Answer the following questions and/or complete the exercises in
RMarkdown. Please embed all of your code and push the final work to your
repository. Your report should be organized, clean, and run free from
errors. Remember, you must remove the # for any included
code chunks to run.
library("tidyverse")
library("janitor")
For this assignment, we will use data from a study on elephants and the effects of poaching on tusk size.
Reference: Chiyo, Patrick I., Vincent Obanda, and David K. Korir. “Illegal tusk harvest and the decline of tusk size in the African elephant.” Ecology and Evolution 5, 22: 5216–5229 (2015). Data deposited at Dryad Digital Repository.
1. Before starting data analysis, read the abstract of the paper to get an idea of the questions being asked. In 2-3 sentences, describe what the study is testing and the variables involved.
The study is evaluating whether or not poaching has had an impact on tusk size in African elephants. Because poachers disproportionally target large-tusked males, the authors hypothesize that this has had an impact on the average tusk size of elephants in the population over time. They are studying populations before and after the onset of poaching.

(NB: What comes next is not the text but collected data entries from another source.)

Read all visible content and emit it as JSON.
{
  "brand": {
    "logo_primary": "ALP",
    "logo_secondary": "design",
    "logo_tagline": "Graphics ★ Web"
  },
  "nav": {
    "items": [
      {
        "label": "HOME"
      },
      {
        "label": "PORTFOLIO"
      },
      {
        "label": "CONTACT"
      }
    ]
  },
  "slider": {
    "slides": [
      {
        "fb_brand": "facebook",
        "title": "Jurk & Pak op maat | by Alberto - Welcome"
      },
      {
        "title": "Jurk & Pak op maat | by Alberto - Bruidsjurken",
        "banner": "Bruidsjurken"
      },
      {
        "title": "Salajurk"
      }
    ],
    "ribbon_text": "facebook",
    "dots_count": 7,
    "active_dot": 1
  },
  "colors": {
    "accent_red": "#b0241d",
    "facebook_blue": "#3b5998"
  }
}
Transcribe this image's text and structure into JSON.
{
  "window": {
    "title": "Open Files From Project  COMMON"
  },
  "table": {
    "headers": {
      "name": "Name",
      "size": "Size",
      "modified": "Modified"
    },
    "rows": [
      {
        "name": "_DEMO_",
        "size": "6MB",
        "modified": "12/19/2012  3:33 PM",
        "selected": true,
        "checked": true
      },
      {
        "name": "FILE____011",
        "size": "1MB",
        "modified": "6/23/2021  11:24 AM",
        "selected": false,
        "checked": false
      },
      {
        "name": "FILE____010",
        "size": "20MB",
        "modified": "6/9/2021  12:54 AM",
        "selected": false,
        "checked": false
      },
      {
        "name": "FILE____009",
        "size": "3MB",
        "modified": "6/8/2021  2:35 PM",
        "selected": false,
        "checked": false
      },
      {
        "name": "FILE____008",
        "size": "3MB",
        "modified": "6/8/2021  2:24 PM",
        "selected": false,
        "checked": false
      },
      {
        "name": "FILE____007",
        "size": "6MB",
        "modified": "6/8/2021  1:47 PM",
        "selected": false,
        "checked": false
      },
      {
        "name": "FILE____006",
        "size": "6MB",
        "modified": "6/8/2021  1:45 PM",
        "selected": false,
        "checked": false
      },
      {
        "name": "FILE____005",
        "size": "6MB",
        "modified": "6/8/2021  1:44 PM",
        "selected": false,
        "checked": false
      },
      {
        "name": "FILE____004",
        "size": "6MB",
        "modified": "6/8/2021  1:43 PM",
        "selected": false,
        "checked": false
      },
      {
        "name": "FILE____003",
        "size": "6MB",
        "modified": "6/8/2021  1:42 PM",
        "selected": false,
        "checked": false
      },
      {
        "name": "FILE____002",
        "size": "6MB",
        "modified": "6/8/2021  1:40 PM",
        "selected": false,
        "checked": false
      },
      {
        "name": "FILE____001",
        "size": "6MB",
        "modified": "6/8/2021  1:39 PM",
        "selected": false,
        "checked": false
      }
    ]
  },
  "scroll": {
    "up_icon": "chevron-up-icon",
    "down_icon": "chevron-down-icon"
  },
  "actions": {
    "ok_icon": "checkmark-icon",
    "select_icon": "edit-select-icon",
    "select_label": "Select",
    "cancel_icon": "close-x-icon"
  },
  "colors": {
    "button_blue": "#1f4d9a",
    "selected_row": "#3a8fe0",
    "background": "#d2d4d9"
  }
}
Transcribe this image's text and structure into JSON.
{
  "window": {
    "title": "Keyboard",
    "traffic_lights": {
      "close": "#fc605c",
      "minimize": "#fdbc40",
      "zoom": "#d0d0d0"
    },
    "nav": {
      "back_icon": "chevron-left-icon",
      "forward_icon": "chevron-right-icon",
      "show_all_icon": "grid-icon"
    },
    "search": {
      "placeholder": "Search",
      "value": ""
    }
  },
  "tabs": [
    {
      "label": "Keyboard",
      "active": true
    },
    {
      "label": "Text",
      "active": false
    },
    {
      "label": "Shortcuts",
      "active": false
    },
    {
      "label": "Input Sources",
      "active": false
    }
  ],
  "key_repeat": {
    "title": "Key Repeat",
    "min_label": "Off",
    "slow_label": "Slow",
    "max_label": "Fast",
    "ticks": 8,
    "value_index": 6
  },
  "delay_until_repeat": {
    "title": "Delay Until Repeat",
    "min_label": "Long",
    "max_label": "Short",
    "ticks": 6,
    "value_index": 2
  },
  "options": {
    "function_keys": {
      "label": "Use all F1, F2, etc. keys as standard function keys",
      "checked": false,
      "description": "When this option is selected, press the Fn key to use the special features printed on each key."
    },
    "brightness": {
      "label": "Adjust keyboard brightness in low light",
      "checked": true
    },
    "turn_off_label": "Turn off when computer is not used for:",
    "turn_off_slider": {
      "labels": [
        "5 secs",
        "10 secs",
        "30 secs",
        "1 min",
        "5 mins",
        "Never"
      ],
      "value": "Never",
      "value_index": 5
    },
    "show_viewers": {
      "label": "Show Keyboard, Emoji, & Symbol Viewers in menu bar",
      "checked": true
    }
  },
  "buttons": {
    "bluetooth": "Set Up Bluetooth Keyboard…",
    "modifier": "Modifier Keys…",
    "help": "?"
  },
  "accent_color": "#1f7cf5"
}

2. Load elephants.csv and store it as a new
object called elephants.
elephants <- read_csv("data/elephants.csv")
## Rows: 777 Columns: 7
## ── Column specification ────────────────────────────────────────────────────────
## Delimiter: ","
## chr (3): Years of sample collection, Elephant ID, Sex
## dbl (4): Estimated Age (years), shoulder Height in cm, Tusk Length in cm, T...
##
## ℹ Use `spec()` to retrieve the full column specification for this data.
## ℹ Specify the column types or set `show_col_types = FALSE` to quiet this message.
3. Clean the data by converting variable names to lowercase with no spaces or special characters.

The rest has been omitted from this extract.